IL SEGNO DEL DESTINO

Fosse finita 0-3 con passaggio del turno da parte del Renate starei per scrivere un papiro. Una colata di cemento di parole con l’analisi di una sconfitta clamorosa, di un’eliminazione incredibile. Dell’ennesimo episodio della storia che condanna il tifoso del Padova ad una sofferenza senza fine, anche quando sembra che le cose si incanalino sui giusti binari.
E’ invece terminata 1-3 e ad andare in semifinale con l’Avellino sono proprio i biancoscudati.

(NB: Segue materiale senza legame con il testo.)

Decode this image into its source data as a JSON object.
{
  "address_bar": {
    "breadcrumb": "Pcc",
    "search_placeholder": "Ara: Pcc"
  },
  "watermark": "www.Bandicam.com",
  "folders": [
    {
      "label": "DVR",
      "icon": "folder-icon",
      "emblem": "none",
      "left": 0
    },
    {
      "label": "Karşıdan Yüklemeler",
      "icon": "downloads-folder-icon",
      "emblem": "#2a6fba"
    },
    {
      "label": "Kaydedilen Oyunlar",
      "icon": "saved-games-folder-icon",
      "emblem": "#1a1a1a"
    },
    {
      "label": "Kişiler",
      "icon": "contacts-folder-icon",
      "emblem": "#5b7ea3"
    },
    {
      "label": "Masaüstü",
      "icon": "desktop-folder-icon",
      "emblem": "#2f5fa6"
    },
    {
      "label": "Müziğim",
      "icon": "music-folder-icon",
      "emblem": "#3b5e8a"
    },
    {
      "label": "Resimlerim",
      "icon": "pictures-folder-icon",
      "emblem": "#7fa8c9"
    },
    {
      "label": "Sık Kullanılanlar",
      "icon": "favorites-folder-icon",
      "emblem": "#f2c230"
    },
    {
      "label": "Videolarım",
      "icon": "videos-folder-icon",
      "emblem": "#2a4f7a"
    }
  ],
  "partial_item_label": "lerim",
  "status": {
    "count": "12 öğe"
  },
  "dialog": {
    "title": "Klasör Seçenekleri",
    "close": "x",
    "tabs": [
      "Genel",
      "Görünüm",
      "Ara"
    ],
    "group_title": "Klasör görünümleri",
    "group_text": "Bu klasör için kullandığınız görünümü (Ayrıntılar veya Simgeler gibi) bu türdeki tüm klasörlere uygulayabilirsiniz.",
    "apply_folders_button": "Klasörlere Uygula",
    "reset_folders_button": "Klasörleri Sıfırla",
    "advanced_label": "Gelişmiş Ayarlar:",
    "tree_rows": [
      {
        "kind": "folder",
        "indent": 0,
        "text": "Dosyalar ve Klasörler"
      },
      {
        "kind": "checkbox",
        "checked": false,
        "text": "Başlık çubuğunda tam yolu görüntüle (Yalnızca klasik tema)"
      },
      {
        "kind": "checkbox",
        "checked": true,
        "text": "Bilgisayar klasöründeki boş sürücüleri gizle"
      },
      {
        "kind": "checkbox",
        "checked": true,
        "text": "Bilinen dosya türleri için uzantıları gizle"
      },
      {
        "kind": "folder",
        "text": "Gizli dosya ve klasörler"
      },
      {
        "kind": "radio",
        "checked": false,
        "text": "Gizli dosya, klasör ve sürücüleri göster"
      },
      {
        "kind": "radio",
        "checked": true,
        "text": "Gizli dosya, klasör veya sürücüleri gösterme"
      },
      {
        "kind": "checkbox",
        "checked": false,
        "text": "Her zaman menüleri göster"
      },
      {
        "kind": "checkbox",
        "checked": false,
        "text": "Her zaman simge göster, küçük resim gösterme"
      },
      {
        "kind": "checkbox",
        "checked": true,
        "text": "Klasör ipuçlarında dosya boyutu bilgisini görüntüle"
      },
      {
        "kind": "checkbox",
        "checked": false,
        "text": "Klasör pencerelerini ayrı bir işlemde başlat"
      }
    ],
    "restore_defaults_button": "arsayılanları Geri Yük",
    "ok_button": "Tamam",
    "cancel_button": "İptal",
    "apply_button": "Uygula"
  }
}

Questo mi mette nella condizione di poter evitare giudizi definitivi e di prendere a spunto le parole pronunciate da Ronaldo nel dopo partita. “Lo prendo come un segno del destino il fatto che si sia dovuto soffrire così per arrivare alla semifinale, si vede che comunque toccava a noi andarci” ha detto il capitano, ripreso poi anche dall’allenatore Mandorlini che credo, allo 0- 3 del Renate, che si sia visto passare davanti agli occhi l’intero film della sua vita da allenatore senza trovarvi nulla di simile prima d’ora.
Ecco, bravo Ronnie. Facciamo in modo che questo segno vi resti nel cuore e nella mente fino alla fine per evitarvi altri paurosi cali di tensione come quello che si è visto nella ripresa della gara contro il Renate. Facciamo che d’ora in avanti non si dà nulla per scontato, neanche un’ampia vittoria nella partita di andata. Facciamo che d’ora in avanti non si gestisce più nulla e ogni goccia di sudore deve essere indirizzata a fare la partita e non a cercare di amministrare qualcosa di acquisito.

Mancano potenzialmente “solo” 4 partite. Ce la possiamo fare a non dimenticare così velocemente il grande insegnamento di questo 2 giugno 2021.